If we tried to incorporate a whole ‘nother set of factors in politics into those decisions, it could only lead to worse economic outcomes. So, we simply don’t do that, and we’re not going to do it. We haven’t done it in the past, and we’re not going to do it now.
PELLEY: There are people watching this interview who are skeptical about that.
POWELL: You know, I would just say this. Integrity is priceless. And at the end, that’s all you have. And we in, we plan on keeping ours.
“Integrity is priceless,” he says. This is pure public relations-talk.
The central bank is inherently political. As a creature of Congress and, effectively, an arm of the US Treasury, everything it does has bearings on elections, government spending and debt, consumer sentiment (and therefore incumbent approval ratings), and the wealth of the big political donor class.

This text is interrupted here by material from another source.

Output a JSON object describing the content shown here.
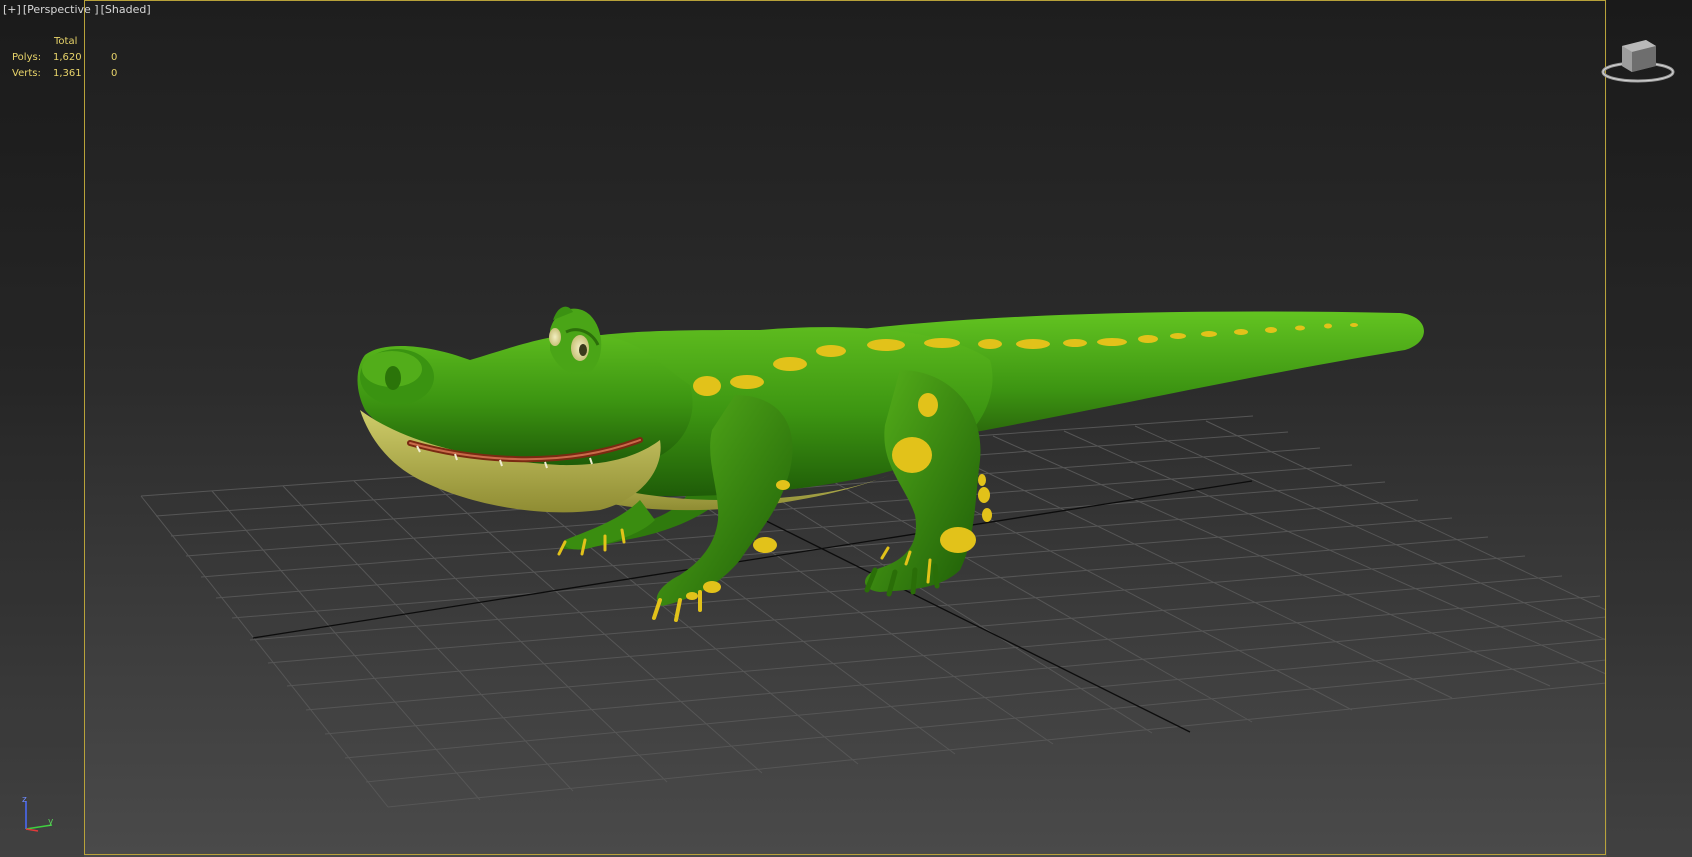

There is a revolving door for the leadership positions at the Fed, the Treasury, and the financial institutions it is supposed to regulate. Also consider the conflicts of interest in a system where Fed officials are appointed by politicians whose agendas are served by Fed policies.
The assertion that the Fed’s actions are guided solely by its dual mandate ignores the fact that the Fed creates the problems it is supposed to resolve. Artificial credit expansion fuels bubbles, and when the bubbles burst, the Fed takes on new powers and reinflates. It’s a self-feeding cycle that is best interpreted as not just self-preservation, but self-aggrandizement with a heaping dose of moral hazard.
The Fed’s monopoly in creating money grants it the ability to siphon resources away from the private economy for the benefit of the government and favored financial institutions. It’s a friend to all politicians who want more spending and debt. And through emergency bailouts, being the lender of a last resort, and offering generous lending facilities like the Bank Term Funding Program, the Fed protects its privileged financial institution friends from the natural market consequences of their own mistakes.
And its actions are not subject to any legal scrutiny, as the Fed’s Doomsday Book put in high relief. The Fed whips out brand new “policy tools” during crises—tools that even Fed officials said the Fed has dubious-at-best authority to wield. They just act and nobody asks questions later. The Fed is a political monster with no checks and balances.